Furthermore, the U.S. union seems to have dropped the jingoistic "buy American" slogan that pitted workers here against those in other countries.

All these are very positive developments. The NLC and UNITE should be commended.

It's also constructive to educate shoppers and urge them to seek out garments with a union label, as NLC/UNITE literature does. However, with its heavy emphasis on the role of the consumer, the campaign stops short.

It leaves the real culprits largely off the hook. Consumers, after all, don't exploit sweatshop employees.

Owners do.

TIME FOR A REAL FIGHT

UNITE's proposal for a "National Partnership for Responsibility"--a partnership among the unions, the government and the garment industry--is off the mark. So is applause for Labor Secretary Robert Reich's "good guys" list of designers and retail chains that have signed a pledge on their honor not to do business with sweatshops.

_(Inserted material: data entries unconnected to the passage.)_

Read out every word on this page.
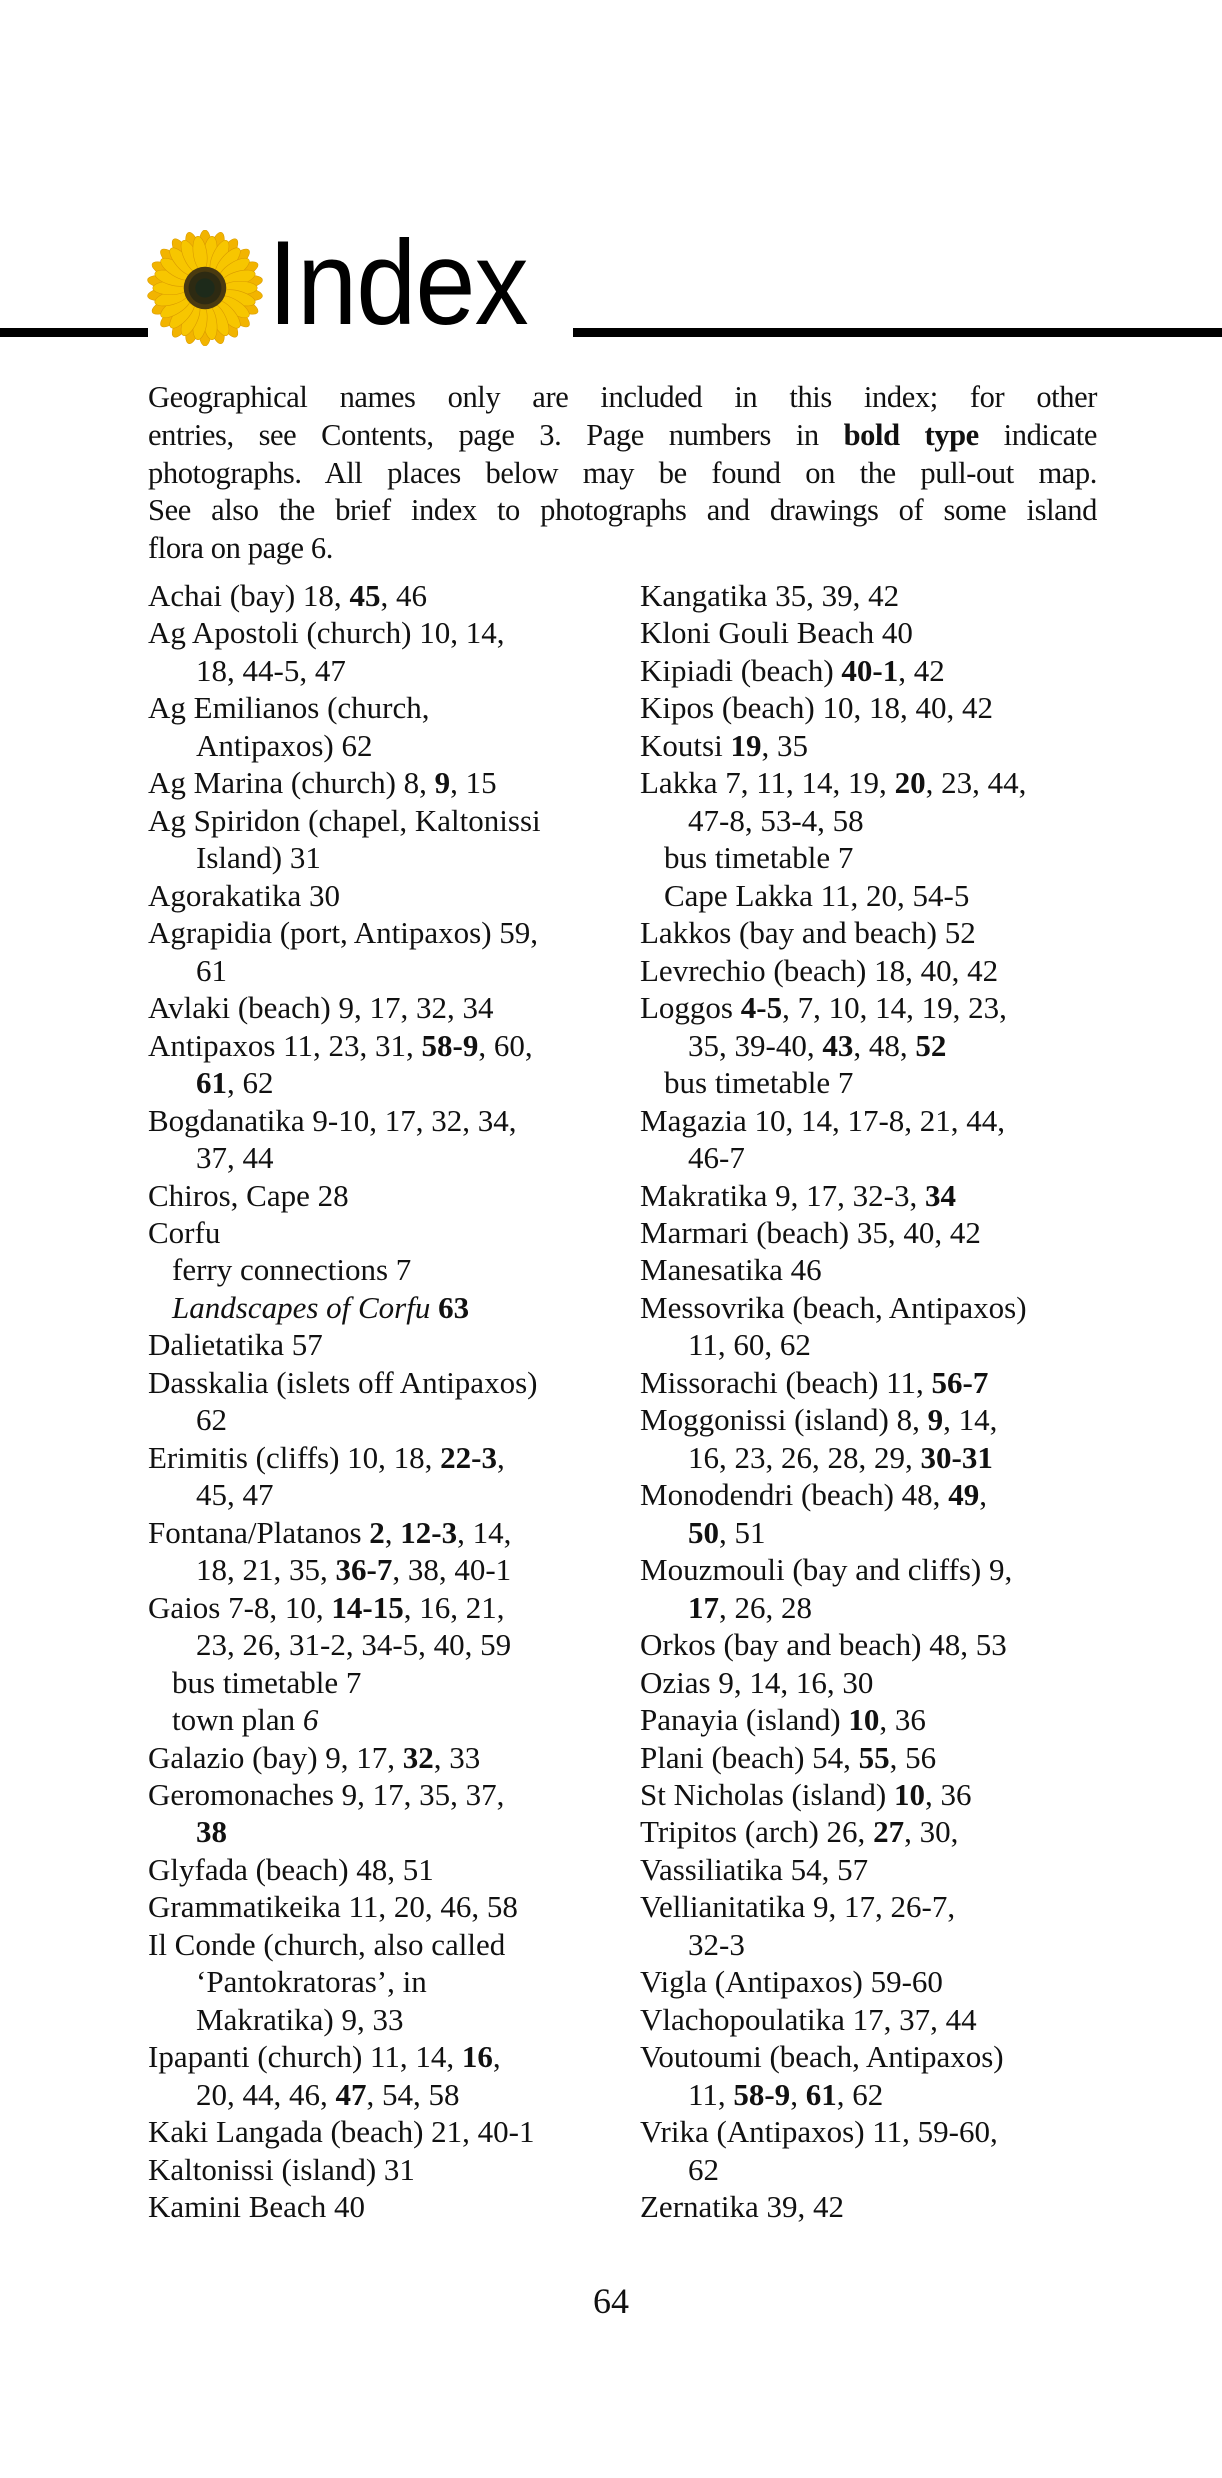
Index
Geographical names only are included in this index; for other
entries, see Contents, page 3. Page numbers in bold type indicate
photographs. All places below may be found on the pull-out map.
See also the brief index to photographs and drawings of some island
flora on page 6.
Achai (bay) 18, 45, 46
Ag Apostoli (church) 10, 14,
18, 44-5, 47
Ag Emilianos (church,
Antipaxos) 62
Ag Marina (church) 8, 9, 15
Ag Spiridon (chapel, Kaltonissi
Island) 31
Agorakatika 30
Agrapidia (port, Antipaxos) 59,
61
Avlaki (beach) 9, 17, 32, 34
Antipaxos 11, 23, 31, 58-9, 60,
61, 62
Bogdanatika 9-10, 17, 32, 34,
37, 44
Chiros, Cape 28
Corfu
ferry connections 7
Landscapes of Corfu 63
Dalietatika 57
Dasskalia (islets off Antipaxos)
62
Erimitis (cliffs) 10, 18, 22-3,
45, 47
Fontana/Platanos 2, 12-3, 14,
18, 21, 35, 36-7, 38, 40-1
Gaios 7-8, 10, 14-15, 16, 21,
23, 26, 31-2, 34-5, 40, 59
bus timetable 7
town plan 6
Galazio (bay) 9, 17, 32, 33
Geromonaches 9, 17, 35, 37,
38
Glyfada (beach) 48, 51
Grammatikeika 11, 20, 46, 58
Il Conde (church, also called
‘Pantokratoras’, in
Makratika) 9, 33
Ipapanti (church) 11, 14, 16,
20, 44, 46, 47, 54, 58
Kaki Langada (beach) 21, 40-1
Kaltonissi (island) 31
Kamini Beach 40
Kangatika 35, 39, 42
Kloni Gouli Beach 40
Kipiadi (beach) 40-1, 42
Kipos (beach) 10, 18, 40, 42
Koutsi 19, 35
Lakka 7, 11, 14, 19, 20, 23, 44,
47-8, 53-4, 58
bus timetable 7
Cape Lakka 11, 20, 54-5
Lakkos (bay and beach) 52
Levrechio (beach) 18, 40, 42
Loggos 4-5, 7, 10, 14, 19, 23,
35, 39-40, 43, 48, 52
bus timetable 7
Magazia 10, 14, 17-8, 21, 44,
46-7
Makratika 9, 17, 32-3, 34
Marmari (beach) 35, 40, 42
Manesatika 46
Messovrika (beach, Antipaxos)
11, 60, 62
Missorachi (beach) 11, 56-7
Moggonissi (island) 8, 9, 14,
16, 23, 26, 28, 29, 30-31
Monodendri (beach) 48, 49,
50, 51
Mouzmouli (bay and cliffs) 9,
17, 26, 28
Orkos (bay and beach) 48, 53
Ozias 9, 14, 16, 30
Panayia (island) 10, 36
Plani (beach) 54, 55, 56
St Nicholas (island) 10, 36
Tripitos (arch) 26, 27, 30,
Vassiliatika 54, 57
Vellianitatika 9, 17, 26-7,
32-3
Vigla (Antipaxos) 59-60
Vlachopoulatika 17, 37, 44
Voutoumi (beach, Antipaxos)
11, 58-9, 61, 62
Vrika (Antipaxos) 11, 59-60,
62
Zernatika 39, 42
64
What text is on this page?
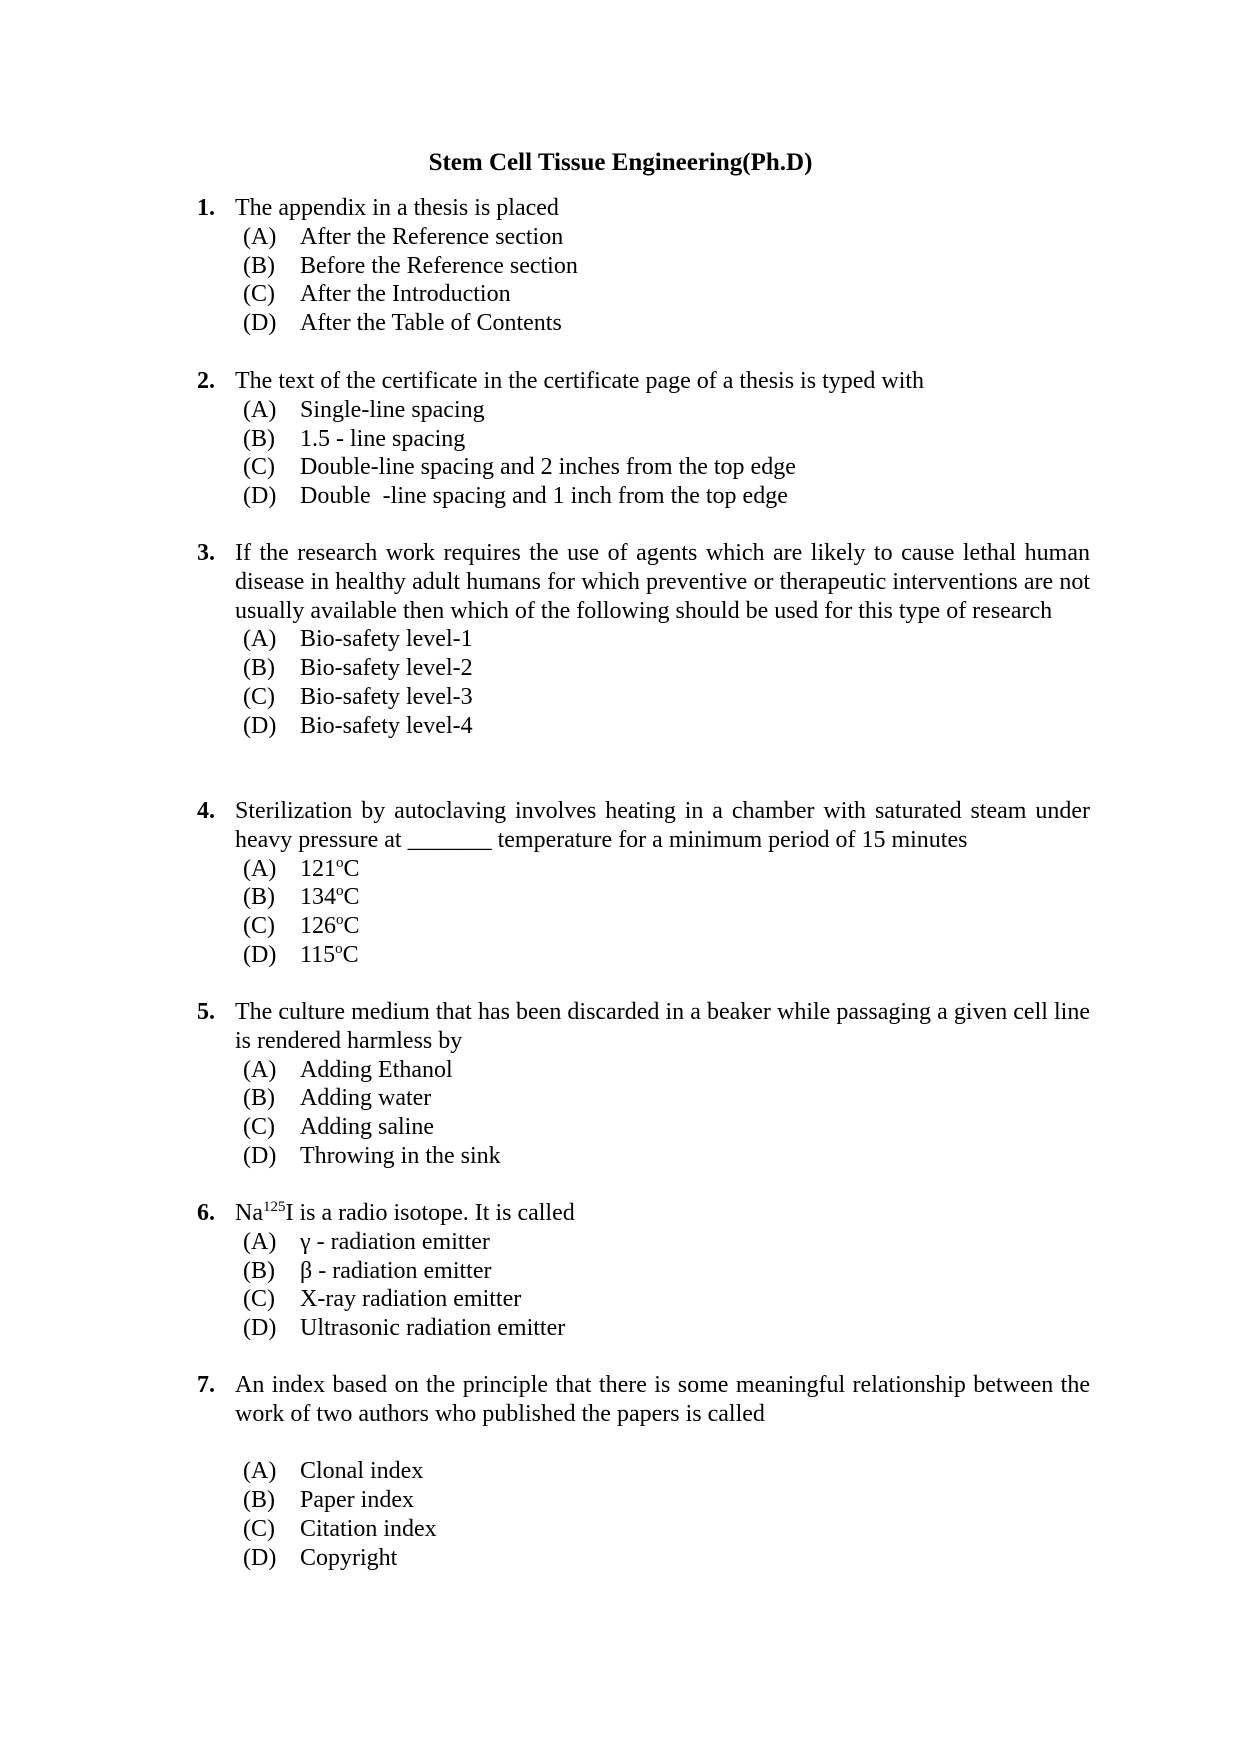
Stem Cell Tissue Engineering(Ph.D)
1. The appendix in a thesis is placed
(A) After the Reference section
(B) Before the Reference section
(C) After the Introduction
(D) After the Table of Contents
2. The text of the certificate in the certificate page of a thesis is typed with
(A) Single-line spacing
(B) 1.5 - line spacing
(C) Double-line spacing and 2 inches from the top edge
(D) Double  -line spacing and 1 inch from the top edge
3. If the research work requires the use of agents which are likely to cause lethal human disease in healthy adult humans for which preventive or therapeutic interventions are not usually available then which of the following should be used for this type of research
(A) Bio-safety level-1
(B) Bio-safety level-2
(C) Bio-safety level-3
(D) Bio-safety level-4
4. Sterilization by autoclaving involves heating in a chamber with saturated steam under heavy pressure at _______ temperature for a minimum period of 15 minutes
(A) 121$^o$C
(B) 134$^o$C
(C) 126$^o$C
(D) 115$^o$C
5. The culture medium that has been discarded in a beaker while passaging a given cell line is rendered harmless by
(A) Adding Ethanol
(B) Adding water
(C) Adding saline
(D) Throwing in the sink
6. Na$^{125}$I is a radio isotope. It is called
(A) γ - radiation emitter
(B) β - radiation emitter
(C) X-ray radiation emitter
(D) Ultrasonic radiation emitter
7. An index based on the principle that there is some meaningful relationship between the work of two authors who published the papers is called
(A) Clonal index
(B) Paper index
(C) Citation index
(D) Copyright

The business class has no honor. It can't and won't police itself to stop doing what it is driven to do--increase profits by heightening worker exploitation.

Labor and capital can never be "partners." Their interests are diametrically opposed.

The government is not a neutral player, either. In the war between the classes it serves only one master: the ruling class.

That's not just a general principle. Reich and the Clinton administration have proved it repeatedly in practice--from letting anti-scab legislation die on the vine to proposing easing restrictions on company unions.

Nevertheless, the enemy class can be moved. Better conditions for garment workers could prove to be in the bosses' interest--if labor action convinces them of it.

Unfortunately unions in this country won't identify the real source of the sweatshop system--capitalism. Even so, though, they can step up the struggle and go after the profit-hungry companies that are profiting from workers' misery.

The new AFL-CIO leadership has promised to back militant fights to defend workers' rights. Why not take them up on it?

Why not mobilize workers, students and youth, and communities in a real partnership to wage a hard-hitting national battle that really ups the ante and goes on the offensive to end sweatshops once and for all?